Coming from a literary perspective, in what ways do you think black women
perform in literature? How are they dramatized in text? 
I think these questions overlap in that they that speak to the notion of author
and text and characters within texts. We have to consider the performative
connections between the author, intended audience, reader and the characters.
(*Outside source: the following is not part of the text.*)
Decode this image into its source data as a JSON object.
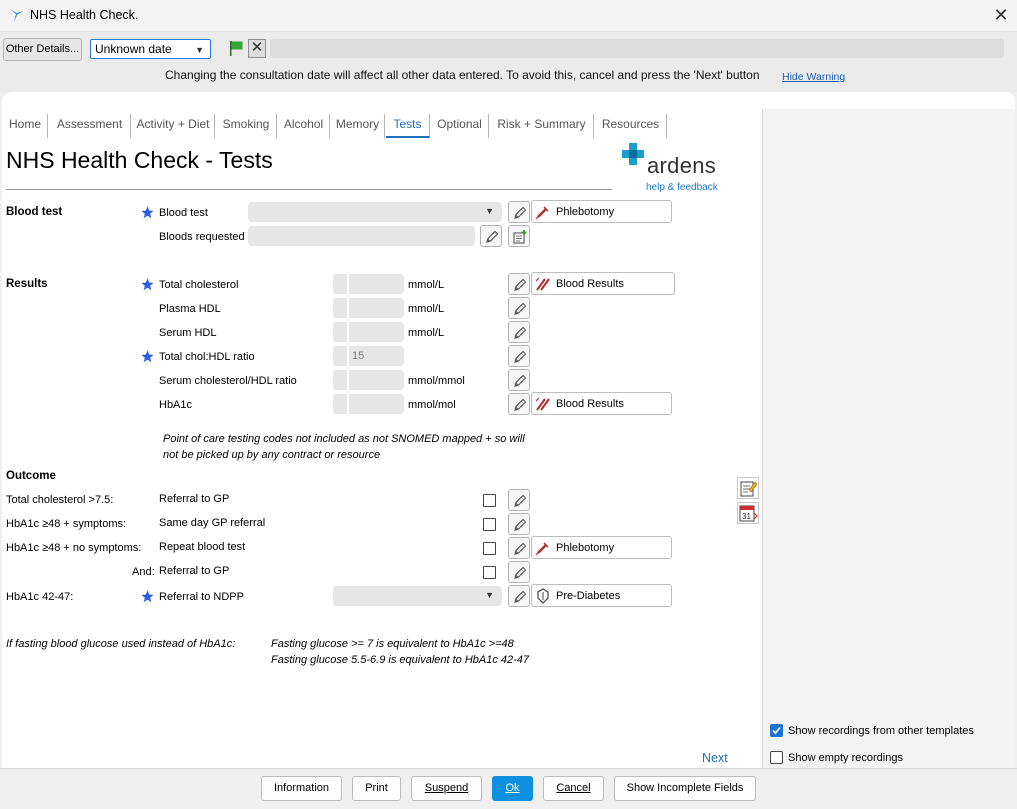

When we look to fiction to get an idea of “how people are” we have to be
careful because an author, like a playwright, has the capacity to use creative
license to revise history. As Suzan-Lori Parks discusses in much of her work,
writing a piece of fiction (novels, plays, etc.) is writing history.  When Parks talks about writing history she is
also signifying on the idea of “righting.” Our history is, or as Harry Elam
argues, “our past is always present.”  Parks encourages to dig—to literally and
figuratively dig into history, in the archive, in our experiences, imagination
etc., into our fears, etc. to reimagine the boundaries and limitless potential
of expressing black subjectivity. This is frightening to many of us because we
have been given a series of formulas of “how to be” a writer, a scholar, an
actor.  We have been
given a series of formulas that tell us how we can “be”.  Scholar/artists across genres such as Zora
Neale Hurston, Sonia Sanchez, Toni Morrison, Octavia Butler, Naomi Wallace,
Suzan-Lori Parks, Dael Orlandersmith, Adrienne Kennedy, Robbie McCauley, Adrian
Piper, Barbara Christian, Sandra Richards, E. Patrick Johnson, Harry Elam,
Maryemma Graham, Marcyliena Morgan, Joan Morgan…. just a roll call of their
names gives us power to—challenge the status quo and reimagine ourselves in new
use of sampling is a very liberating lens for me and I use it as an artist and
scholar. The idea of borrowing a part of an existing piece of music and
repurposing it to create something original –something that may or may not have
a direct connection to the original work can be expanded to think about how we
write ourselves across genres, experiences, and everyday living.  Why can’t I write an African American female
character that is an expatriate that listens to the Grateful Dead, dates a Chinese American woman, both living on the
beach in Croatia and is divorced from a man with whom she has left her three
children?   How do we process such a character vis-a vis-
the confines of identity that have been ascribed to black women in literature
and theater by the majority in a U.S. context? We have a rich tradition
subverting these mainstream definitions of black female subjectivity and we
must remember it when we write.   To not be boggled by change we have to remember
not to measure ourselves against a set of rubrics that do not hold and that are
ultimately essentializing in non-productive ways. Parks and Hip-hop inspire me
to take cross borders that limit what I can or cannot do as an artist/scholar.  So as far as the way that Black women are
dramatized in text—we have to ask how are we defining text? Whose text? What
text?  Whose text? What are the
limitations of text?  Aren’t we always
already dramatized? Our very existence is based in our capacity to express
and represent ourselves–vividly, emotionally, or strikingly—this is the core
of dramatization and our lives are always doing that work.